Bain analysis notes that companies may achieve significant gross margin gains from well executed nearshoring programs, but only after upfront investment in sites and ramp ups. We therefore structure pilots to validate value early, using phased volumes and limited product scopes. This allows testing of assumptions on labor productivity, yield, logistics savings and working capital before full relocation.

To compare nearshore locations and supplier options, we apply standardized frameworks with weighted scoring. These typically assess cost competitiveness, quality assurance, reliability, technical capability, sustainability, compliance, innovation and scalability. The result is a transparent comparison aligned with your strategic priorities.

Given the sensitivity of nearshoring business cases to shifts in demand, wages or tariffs, we conduct ROI sensitivity analyses for each pilot. We stress test scenarios such as volume volatility, transport cost fluctuations or ramp up delays. This reflects how companies increasingly use AI to simulate nearshoring scenarios and evaluate sourcing alternatives.

Scenario Key driver tested Impact focus
Base case Planned demand & wage levels Expected payback period
Downside Lower volumes, higher labor costs Minimum acceptable ROI
Upside Faster ramp up, better yields Potential margin expansion

Regulatory complexity frequently slows execution. We therefore embed compliance by design into the pilot. Working with legal, tax and HR teams, we build a regulatory checklist covering customs regimes, trade agreements, labor rules, environmental standards, data protection and sector specific certifications.

  • Map applicable trade and customs regimes, including preferential agreements
  • Screen labor, health and safety and union regulations
  • Assess tax incentives, permanent establishment considerations and transfer pricing rules
  • Review environmental and product compliance requirements
  • Define data protection and cybersecurity controls
  • Set governance and documentation to accelerate approvals

Because many companies lack visibility beyond Tier 1 suppliers, we integrate multi tier transparency into pilot scope.

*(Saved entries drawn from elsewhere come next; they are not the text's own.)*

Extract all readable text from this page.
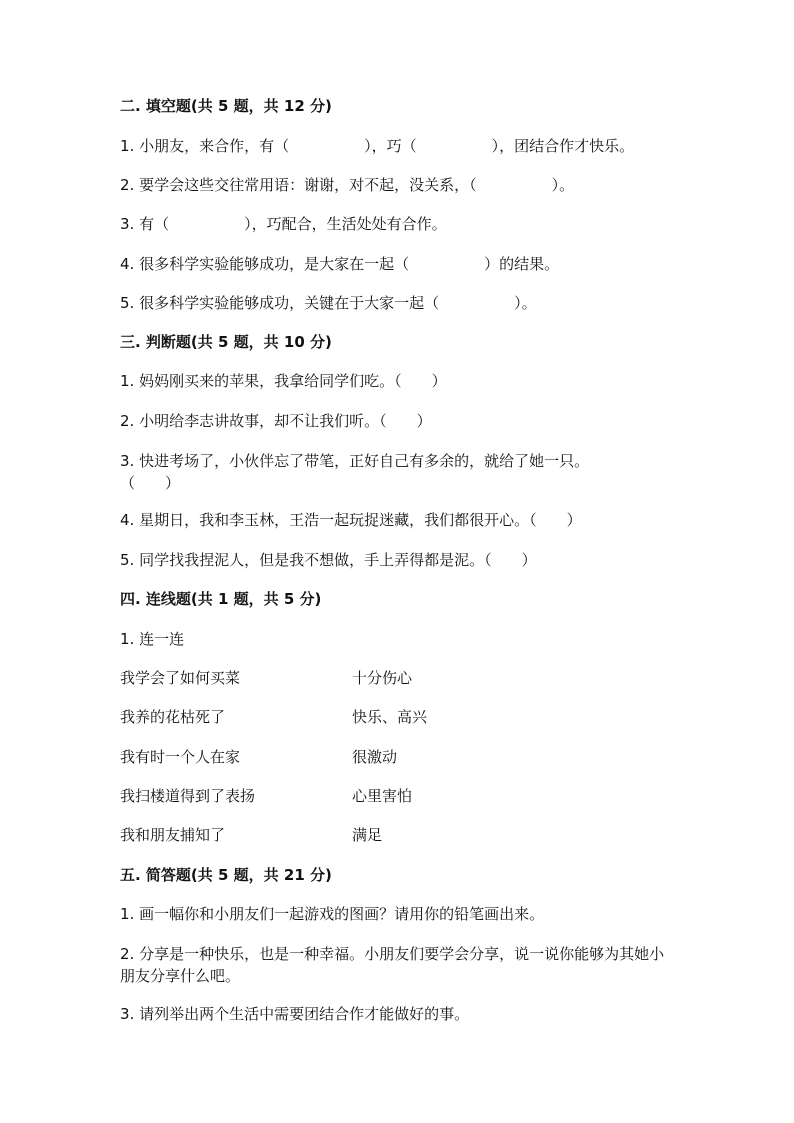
二. 填空题(共 5 题，共 12 分)
1. 小朋友，来合作，有（　　　　　），巧（　　　　　），团结合作才快乐。
2. 要学会这些交往常用语：谢谢，对不起，没关系，（　　　　　）。
3. 有（　　　　　），巧配合，生活处处有合作。
4. 很多科学实验能够成功，是大家在一起（　　　　　）的结果。
5. 很多科学实验能够成功，关键在于大家一起（　　　　　）。
三. 判断题(共 5 题，共 10 分)
1. 妈妈刚买来的苹果，我拿给同学们吃。（　　）
2. 小明给李志讲故事，却不让我们听。（　　）
3. 快进考场了，小伙伴忘了带笔，正好自己有多余的，就给了她一只。（　　）
4. 星期日，我和李玉林，王浩一起玩捉迷藏，我们都很开心。（　　）
5. 同学找我捏泥人，但是我不想做，手上弄得都是泥。（　　）
四. 连线题(共 1 题，共 5 分)
1. 连一连
我学会了如何买菜	十分伤心
我养的花枯死了	快乐、高兴
我有时一个人在家	很激动
我扫楼道得到了表扬	心里害怕
我和朋友捕知了	满足
五. 简答题(共 5 题，共 21 分)
1. 画一幅你和小朋友们一起游戏的图画？请用你的铅笔画出来。
2. 分享是一种快乐，也是一种幸福。小朋友们要学会分享，说一说你能够为其她小朋友分享什么吧。
3. 请列举出两个生活中需要团结合作才能做好的事。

We identify critical Tier 2 and Tier 3 components, map geographic concentration risks and deploy IoT or platform based tracking where feasible. Without this, relocating assembly can leave deep tier vulnerabilities unaddressed.

To move efficiently from pilot to deployment, we implement governance structures that clarify decision rights and escalation paths. Weighted scoring frameworks support fact based go or no go decisions. Embedding compliance by design and strong governance helps shorten the time between a successful pilot and scaled execution.

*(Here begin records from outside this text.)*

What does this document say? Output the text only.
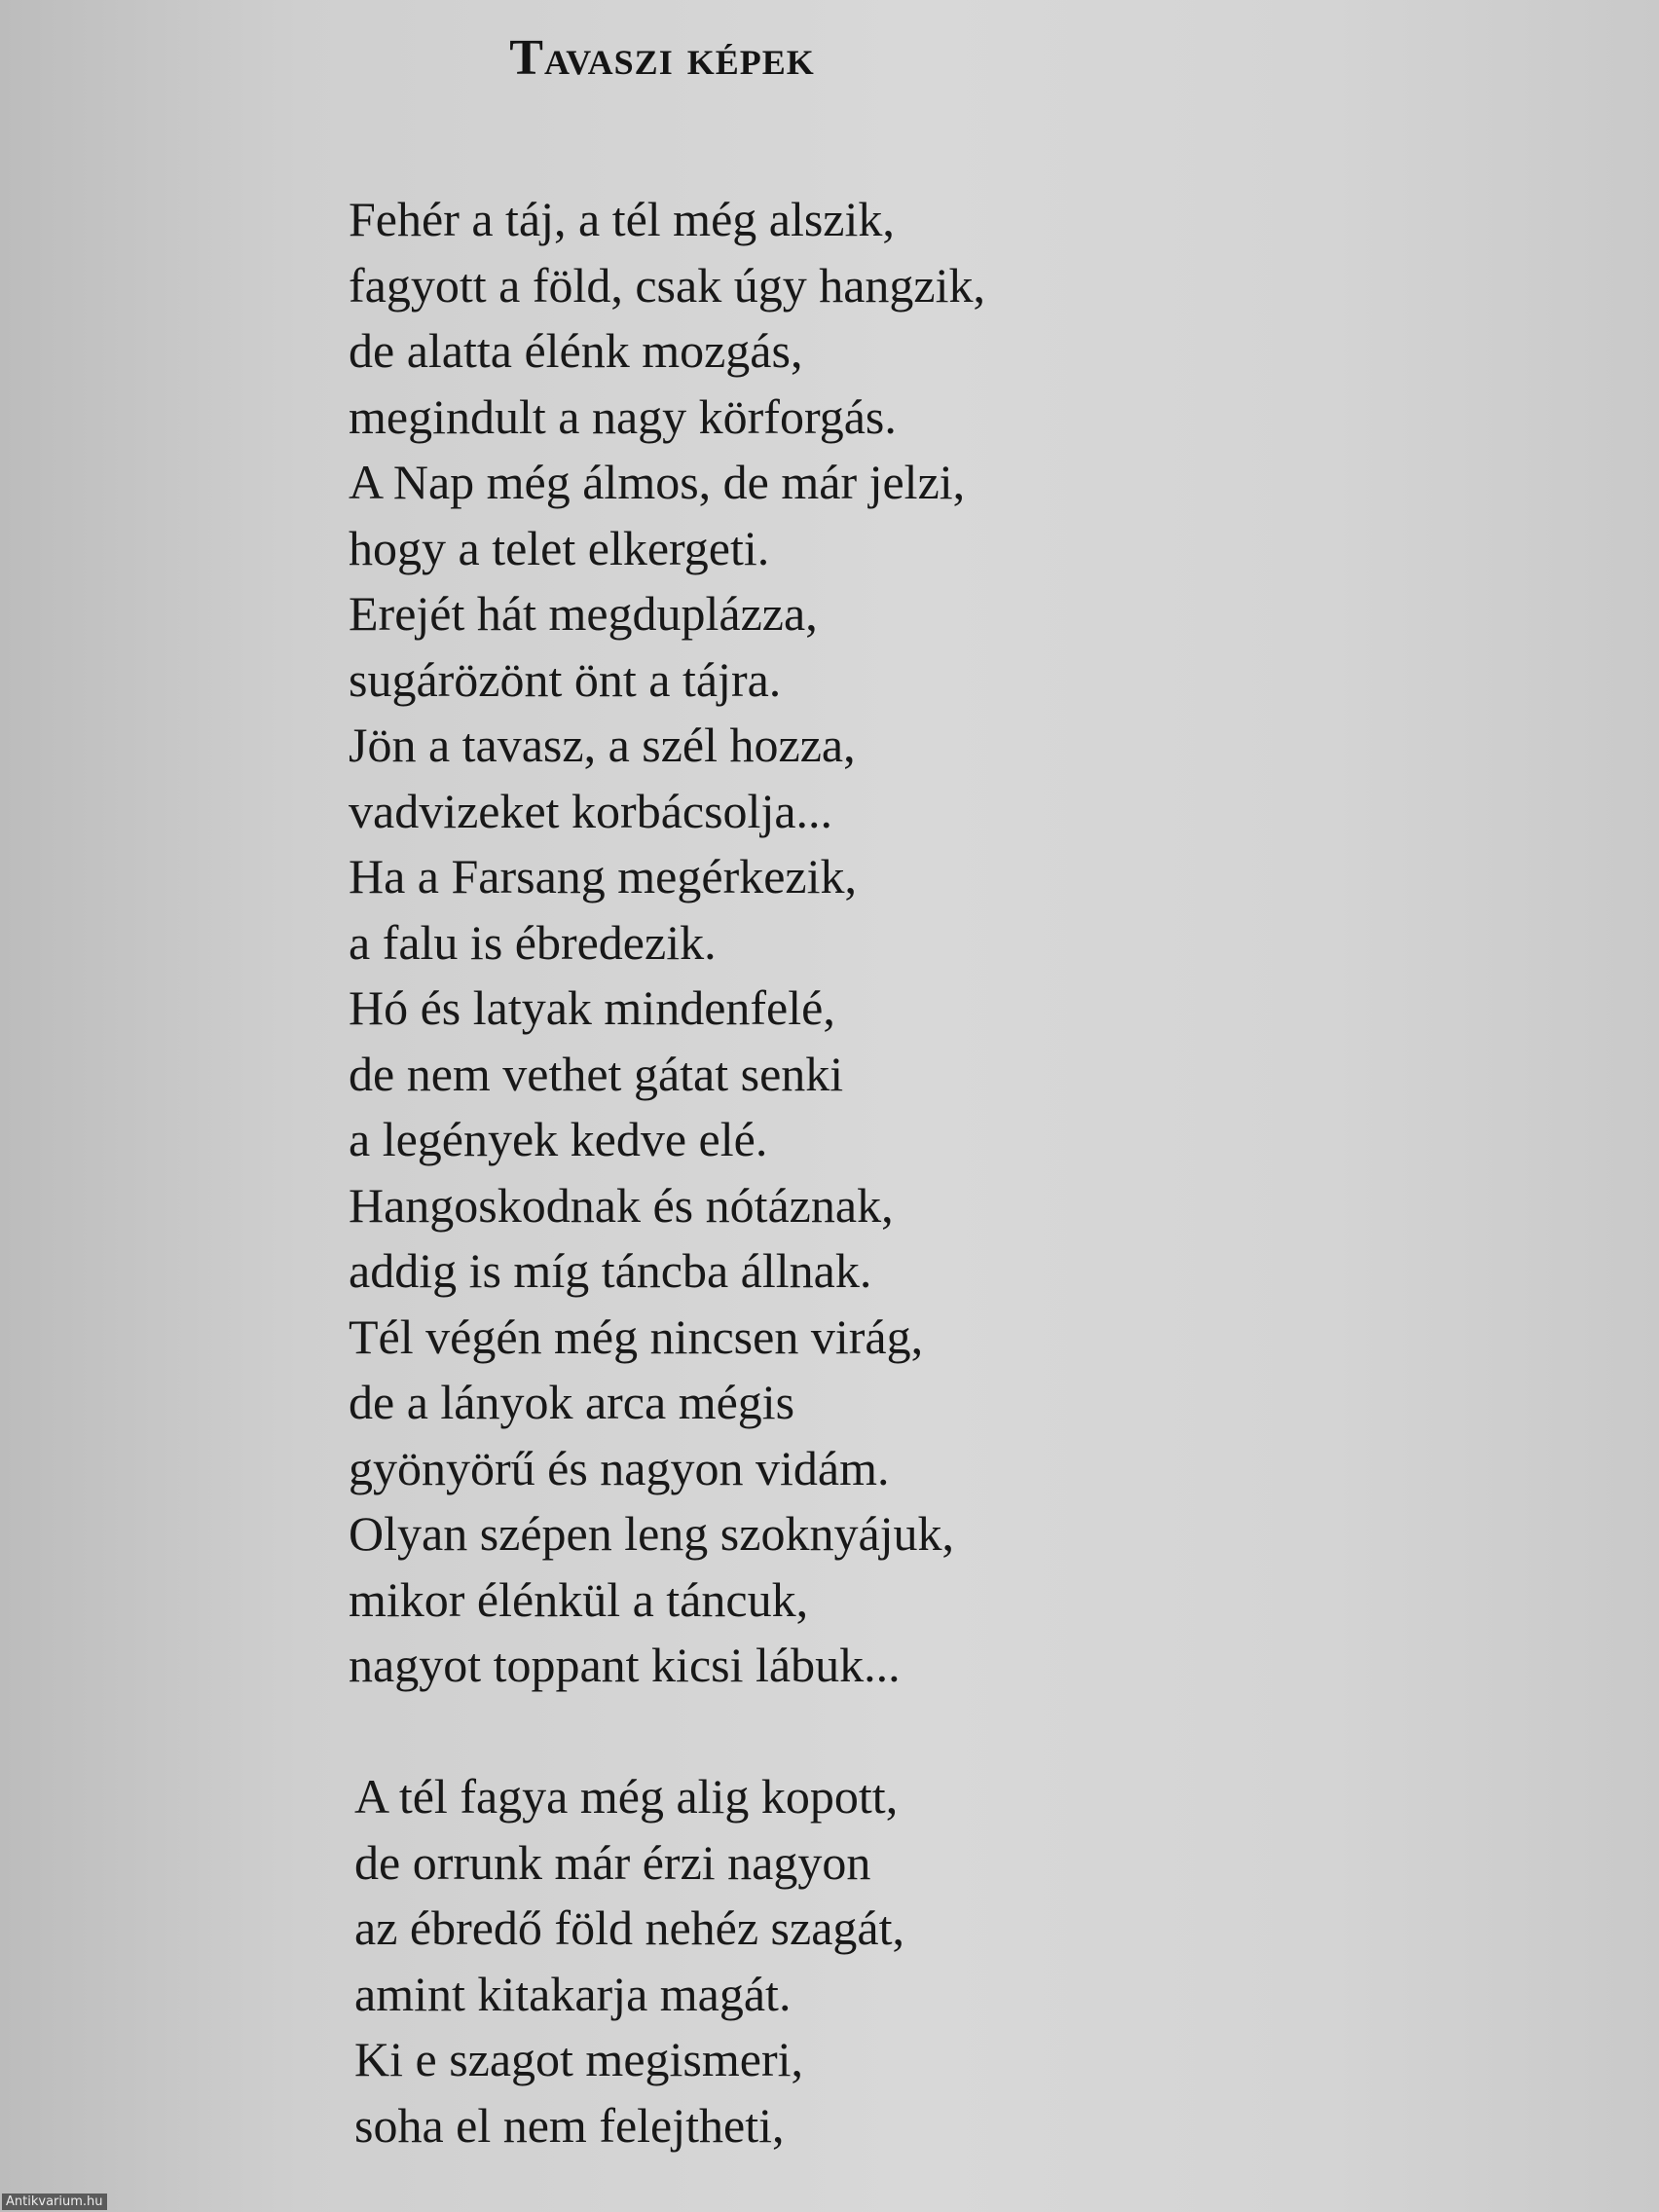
Tavaszi képek
Fehér a táj, a tél még alszik,
fagyott a föld, csak úgy hangzik,
de alatta élénk mozgás,
megindult a nagy körforgás.
A Nap még álmos, de már jelzi,
hogy a telet elkergeti.
Erejét hát megduplázza,
sugárözönt önt a tájra.
Jön a tavasz, a szél hozza,
vadvizeket korbácsolja...
Ha a Farsang megérkezik,
a falu is ébredezik.
Hó és latyak mindenfelé,
de nem vethet gátat senki
a legények kedve elé.
Hangoskodnak és nótáznak,
addig is míg táncba állnak.
Tél végén még nincsen virág,
de a lányok arca mégis
gyönyörű és nagyon vidám.
Olyan szépen leng szoknyájuk,
mikor élénkül a táncuk,
nagyot toppant kicsi lábuk...
A tél fagya még alig kopott,
de orrunk már érzi nagyon
az ébredő föld nehéz szagát,
amint kitakarja magát.
Ki e szagot megismeri,
soha el nem felejtheti,
Antikvarium.hu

Selecting the right consulting partner is central to closing the ambition execution gap. Ideal partners combine expertise in nearshoring strategy, freight procurement, warehousing and trade compliance, and can work cross functionally with operations, finance, legal and HR. Experience with AI driven scenario modeling and building regional supply ecosystems is increasingly relevant.

We recommend evaluating partners using a structured scorecard similar to supplier assessments. Criteria can include pilot design methodology, capability in ROI sensitivity analysis, regulatory experience in target regions, digital toolsets for multi tier visibility and the ability to transfer knowledge to internal teams. This ensures that your partner supports both execution and long term capability building.